Unfortunately, in the same way that we don’t get to choose who we interact with out of necessity on a daily basis, the U.S. is similarly not at liberty to pick and choose to whom it must direct its most significant quantities of time and energy. The U.S. relationship with Pakistan is one such relationship of necessity and also one that is today demanding as much attention as ever.
As if the relationship had not been troubled enough, ties between the two nations hit an all-time low earlier this week when a NATO airstrike killed 24 Pakistani forces at a post on the Pakistan-Afghanistan border. It appears the offer of condolences by NATO and U.S. officials will not appease the Pakistani government on this occasion; it has insisted it will now seriously review its cooperation with both parties. It has already shut down two crucial NATO supply routes to Afghanistan which may be a sign of worse to come.
Details of the attack remain unclear. Afghan commandos have stated that they, along with U.S. Special Forces, were conducting an operation near the border when they were fired upon, which then resulted in a retaliatory airstrike. However, Pakistan’s account of events is very different, insisting the strike was unprovoked and lasted up to two hours, despite pleas with NATO leaders to cease the attack.

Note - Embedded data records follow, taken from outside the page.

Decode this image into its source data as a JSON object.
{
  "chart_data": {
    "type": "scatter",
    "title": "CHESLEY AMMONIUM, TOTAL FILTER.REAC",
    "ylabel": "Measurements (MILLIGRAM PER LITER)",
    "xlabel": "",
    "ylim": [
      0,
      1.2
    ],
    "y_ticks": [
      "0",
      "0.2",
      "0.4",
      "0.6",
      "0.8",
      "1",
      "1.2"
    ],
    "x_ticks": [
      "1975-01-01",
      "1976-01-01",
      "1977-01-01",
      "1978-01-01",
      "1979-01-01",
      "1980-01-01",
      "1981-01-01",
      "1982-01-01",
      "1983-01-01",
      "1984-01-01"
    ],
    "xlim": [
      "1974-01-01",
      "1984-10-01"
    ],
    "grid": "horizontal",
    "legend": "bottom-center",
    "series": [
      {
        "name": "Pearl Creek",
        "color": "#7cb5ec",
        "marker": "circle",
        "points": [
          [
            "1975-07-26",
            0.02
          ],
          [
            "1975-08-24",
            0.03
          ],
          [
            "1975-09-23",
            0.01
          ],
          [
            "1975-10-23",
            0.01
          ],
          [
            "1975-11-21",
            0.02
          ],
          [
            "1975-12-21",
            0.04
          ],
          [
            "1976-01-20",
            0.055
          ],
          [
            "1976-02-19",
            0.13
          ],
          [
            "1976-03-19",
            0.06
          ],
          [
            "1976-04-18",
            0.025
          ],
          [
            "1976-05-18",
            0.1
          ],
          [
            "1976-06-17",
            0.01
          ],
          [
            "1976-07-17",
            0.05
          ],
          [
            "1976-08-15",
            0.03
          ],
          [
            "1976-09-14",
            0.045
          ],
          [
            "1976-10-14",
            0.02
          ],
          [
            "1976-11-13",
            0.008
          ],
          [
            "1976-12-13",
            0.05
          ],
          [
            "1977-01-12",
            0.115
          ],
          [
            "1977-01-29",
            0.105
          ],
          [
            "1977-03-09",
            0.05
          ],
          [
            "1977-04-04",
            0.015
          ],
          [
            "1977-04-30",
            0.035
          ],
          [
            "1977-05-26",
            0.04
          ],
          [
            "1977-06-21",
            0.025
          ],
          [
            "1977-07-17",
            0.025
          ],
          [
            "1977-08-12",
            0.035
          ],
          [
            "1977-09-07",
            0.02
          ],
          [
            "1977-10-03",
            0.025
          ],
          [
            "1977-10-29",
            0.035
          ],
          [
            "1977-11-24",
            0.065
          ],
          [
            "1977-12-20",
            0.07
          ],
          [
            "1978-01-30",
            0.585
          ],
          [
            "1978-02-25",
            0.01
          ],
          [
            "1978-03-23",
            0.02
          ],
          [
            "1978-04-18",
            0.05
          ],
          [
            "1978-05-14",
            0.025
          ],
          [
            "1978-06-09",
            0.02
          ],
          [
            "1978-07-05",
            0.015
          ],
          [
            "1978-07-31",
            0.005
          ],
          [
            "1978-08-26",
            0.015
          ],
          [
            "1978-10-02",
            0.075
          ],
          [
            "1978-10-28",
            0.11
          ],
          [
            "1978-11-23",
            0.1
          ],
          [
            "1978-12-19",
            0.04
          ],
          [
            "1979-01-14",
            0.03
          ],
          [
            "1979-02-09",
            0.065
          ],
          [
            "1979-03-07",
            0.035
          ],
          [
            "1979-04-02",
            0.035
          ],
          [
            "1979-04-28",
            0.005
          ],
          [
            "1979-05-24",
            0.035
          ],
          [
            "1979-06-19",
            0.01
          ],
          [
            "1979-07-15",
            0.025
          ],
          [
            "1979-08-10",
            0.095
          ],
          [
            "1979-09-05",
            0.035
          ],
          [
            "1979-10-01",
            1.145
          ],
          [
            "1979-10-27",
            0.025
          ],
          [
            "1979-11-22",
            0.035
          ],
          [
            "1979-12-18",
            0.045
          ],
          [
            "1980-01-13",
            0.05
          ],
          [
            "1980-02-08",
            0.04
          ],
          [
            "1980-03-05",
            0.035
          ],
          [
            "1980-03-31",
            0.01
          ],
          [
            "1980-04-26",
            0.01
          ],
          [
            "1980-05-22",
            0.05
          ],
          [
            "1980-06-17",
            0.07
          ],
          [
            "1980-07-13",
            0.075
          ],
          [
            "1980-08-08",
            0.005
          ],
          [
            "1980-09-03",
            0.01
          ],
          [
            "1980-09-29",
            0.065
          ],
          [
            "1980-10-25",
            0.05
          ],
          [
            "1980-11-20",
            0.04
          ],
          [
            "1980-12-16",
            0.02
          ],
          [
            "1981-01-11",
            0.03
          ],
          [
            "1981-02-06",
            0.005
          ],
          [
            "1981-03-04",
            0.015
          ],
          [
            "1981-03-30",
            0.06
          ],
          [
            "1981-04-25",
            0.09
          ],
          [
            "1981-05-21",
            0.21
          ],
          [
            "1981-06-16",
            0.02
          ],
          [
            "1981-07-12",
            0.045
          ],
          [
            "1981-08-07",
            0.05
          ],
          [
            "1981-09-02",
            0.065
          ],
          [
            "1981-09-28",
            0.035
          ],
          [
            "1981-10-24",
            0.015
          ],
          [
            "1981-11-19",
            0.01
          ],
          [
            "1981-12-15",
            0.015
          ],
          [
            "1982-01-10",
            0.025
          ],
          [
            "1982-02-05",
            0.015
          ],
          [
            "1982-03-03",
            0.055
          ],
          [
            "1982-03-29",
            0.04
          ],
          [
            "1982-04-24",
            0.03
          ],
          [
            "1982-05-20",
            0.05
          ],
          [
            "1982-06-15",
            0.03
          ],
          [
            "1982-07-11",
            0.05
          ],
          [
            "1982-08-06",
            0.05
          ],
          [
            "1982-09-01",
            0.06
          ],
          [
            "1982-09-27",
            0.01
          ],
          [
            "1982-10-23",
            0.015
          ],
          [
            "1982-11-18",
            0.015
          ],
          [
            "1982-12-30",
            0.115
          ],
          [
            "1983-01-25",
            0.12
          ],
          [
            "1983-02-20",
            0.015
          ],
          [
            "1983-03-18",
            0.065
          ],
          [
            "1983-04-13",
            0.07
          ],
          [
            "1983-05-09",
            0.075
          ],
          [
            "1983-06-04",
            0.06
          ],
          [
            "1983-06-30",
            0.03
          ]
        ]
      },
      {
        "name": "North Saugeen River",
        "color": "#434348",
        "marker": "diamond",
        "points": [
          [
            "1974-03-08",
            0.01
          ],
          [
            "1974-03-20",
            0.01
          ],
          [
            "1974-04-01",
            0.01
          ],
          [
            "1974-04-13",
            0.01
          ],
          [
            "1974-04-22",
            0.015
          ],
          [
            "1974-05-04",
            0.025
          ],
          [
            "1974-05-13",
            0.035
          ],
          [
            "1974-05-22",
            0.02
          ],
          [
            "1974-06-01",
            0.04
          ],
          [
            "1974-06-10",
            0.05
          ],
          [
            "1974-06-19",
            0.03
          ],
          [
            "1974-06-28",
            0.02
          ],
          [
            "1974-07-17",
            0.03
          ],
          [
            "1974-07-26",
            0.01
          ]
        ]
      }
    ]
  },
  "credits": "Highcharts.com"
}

Whichever version turns out to be true, the implications will be equally damaging to the relationship. The U.S. has little patience left for Pakistan’s persistent duplicity, on the one hand accepting massive amounts of aid from the U.S., yet on the other failing to prove its loyalty in the fight against terrorism within its own borders. Similarly, Pakistan is showing increasing resistance to amicable relations, feeling that the U.S. has repeatedly violated its sovereignty by mounting drone strikes and ground operations in Pakistan without its permission.
The most recent strike is only one of a number of major obstacles to have marred the relationship. A similar attack last year resulted in the deaths of two border guards, while in 2008 an airstrike accidentally killed 11 Pakistani forces who were cooperating with the U.S.-led war in Afghanistan. Animosity was additionally inflamed last year when CIA contractor Raymond Davis shot and killed two Pakistanis in Lahore and was released after a substantial amount of money was paid to the victims’ families, despite demands in Pakistan that he be charged with murder.
Pakistan, however, has not been an innocent victim in all of this. Major questions were asked about its loyalty to the U.S. in the search for Osama bin Laden after the notorious al-Qaida leader was found within its borders earlier this year. Despite pleading ignorance, suspicions remain that Pakistan was aware of bin Laden’s presence. Pakistan is also suspected of supporting the Haqqani terrorist network that has mounted numerous attacks on U.S. and NATO forces within Afghanistan.
Severing ties with Pakistan, including the roughly $3 billion a year in U.S. financial aid, would appear to be the straightforward strategy. In last week’s Republican debate on national security, Gov. Rick Perry of Texas suggested the U.S. should stop writing “blank checks” to a country that is not representing American interests. However, Michelle Bachmann was right to call Perry “naive,” given the complexity of the situation and unfortunate necessity of the relationship between the two countries.
Pakistan has long been recognized as a crucial partner in rebuilding Afghanistan and stabilizing the South Asian region in general. It is also a critical ally in the fight against terrorism, especially since it became a sanctuary for al-Qaida members fleeing Afghanistan. Furthermore, economic and political instability are ominous signs that Pakistan could end up as a failed state, and given its geopolitical significance, as well as its possession of some 100 nuclear warheads, allowing Pakistan to drop off the radar is not an option for the U.S.
The relationship, then, with all its ups and downs, must be handled with care. The government will be undertaking significant damage control in the coming weeks, another unwelcome distraction from important issues at home, but a positive outcome is vital. The government should certainly not give unconditional support to a country that is itself a major threat to U.S. security; however, the alternative may be significantly worse.